Authored by research meteorologists Yongqiang Liu and Scott
Goodrick from the Forest Service Southern Research Station (SRS)
and Warren Heilman from the Northern Research Station, the article
homes in on the effect of emissions from wildfires on long-term
atmospheric conditions.
"While research has historically focused on fire-weather
interactions, there is increasing attention paid to fire-climate
interactions," says Liu, lead author and team leader with the SRS
Center for Forest Disturbance Science.
"Weather, the day-to-day state of the atmosphere in a region,
influences individual fires within a fire season. In contrast,
when we talk about fire climate, we're looking at the statistics
of weather over a certain period. Fire climate sets atmospheric
conditions for fire activity in longer time frames and larger
geographic scales."
Wildfires impact atmospheric conditions through emissions of
gases, particles, water, and heat. Some of the article focuses on
radiative forcing from fire emissions. Radiative forcing refers to
the change in net (down minus up) irradiance (solar plus longwave)
at the tropopause, the top of the troposphere where most weather
takes place.
Smoke particles can generate radiative forcing mainly through
scattering and absorbing solar radiation (direct radiative
forcing), and modifying the cloud droplet concentrations and
lifetime, and hence the cloud radiative properties (indirect
radiative forcing). The change in radiation can cause further
changes in global temperatures and precipitation.
"Wildfire emissions can have remarkable impacts on radiative
forcing," says Liu.
"During fire events or burning seasons, smoke particles reduce
overall solar radiation absorbed by the atmosphere at local and
regional levels. At the global scale, fire emissions of carbon
dioxide contribute substantially to the global greenhouse effect."
Other major findings covered in the synthesis include:
+ The radiative forcing of smoke particles can generate
significant regional climate effects, leading to lower
temperatures at the ground surface.
+ Smoke particles mostly suppress cloud formation and
precipitation. Fire events could lead to more droughts.
+ Black carbon, essentially the fine particles of carbon that
color smoke, plays different roles in affecting climate. In the
middle and lower atmosphere, its presence could lead to a more
stable atmosphere. Black carbon plays a special role in the
snow-climate feedback loop, accelerating snow melting.
Land surface changes may be triggered that also play into future
effects. "Wildfire is a disturbance of ecosystems," says Liu.

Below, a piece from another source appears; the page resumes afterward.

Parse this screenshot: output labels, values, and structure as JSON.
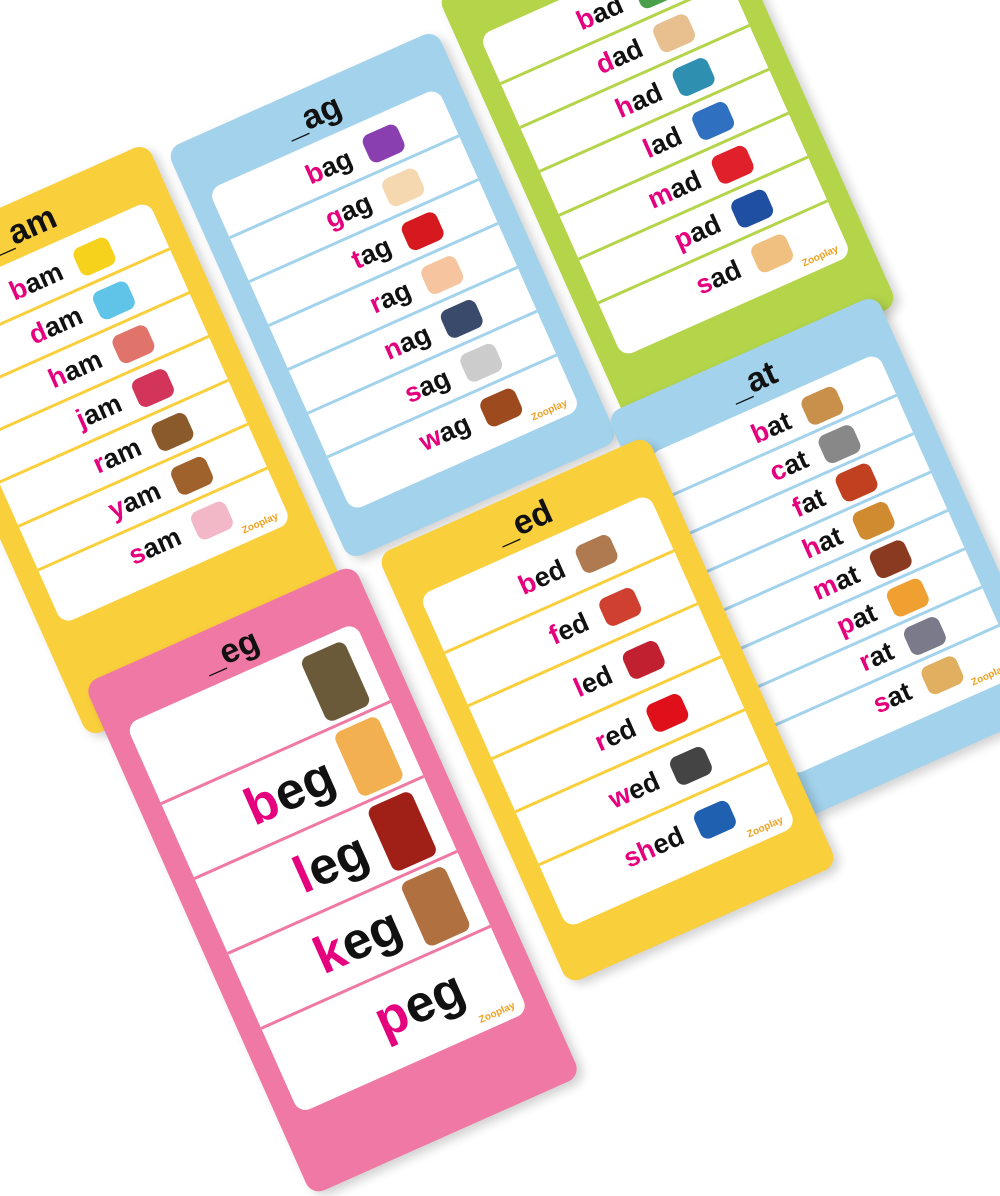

"Besides the atmospheric impacts, wildfires also modify
terrestrial ecosystem services such as carbon sequestration, soil
fertility, grazing value, biodiversity, and tourism. The effects
can in turn trigger land use changes that in turn affect the
atmosphere."
The article concludes by outlining issues that lead to
uncertainties in understanding fire-climate interactions and the
future research needed to address them.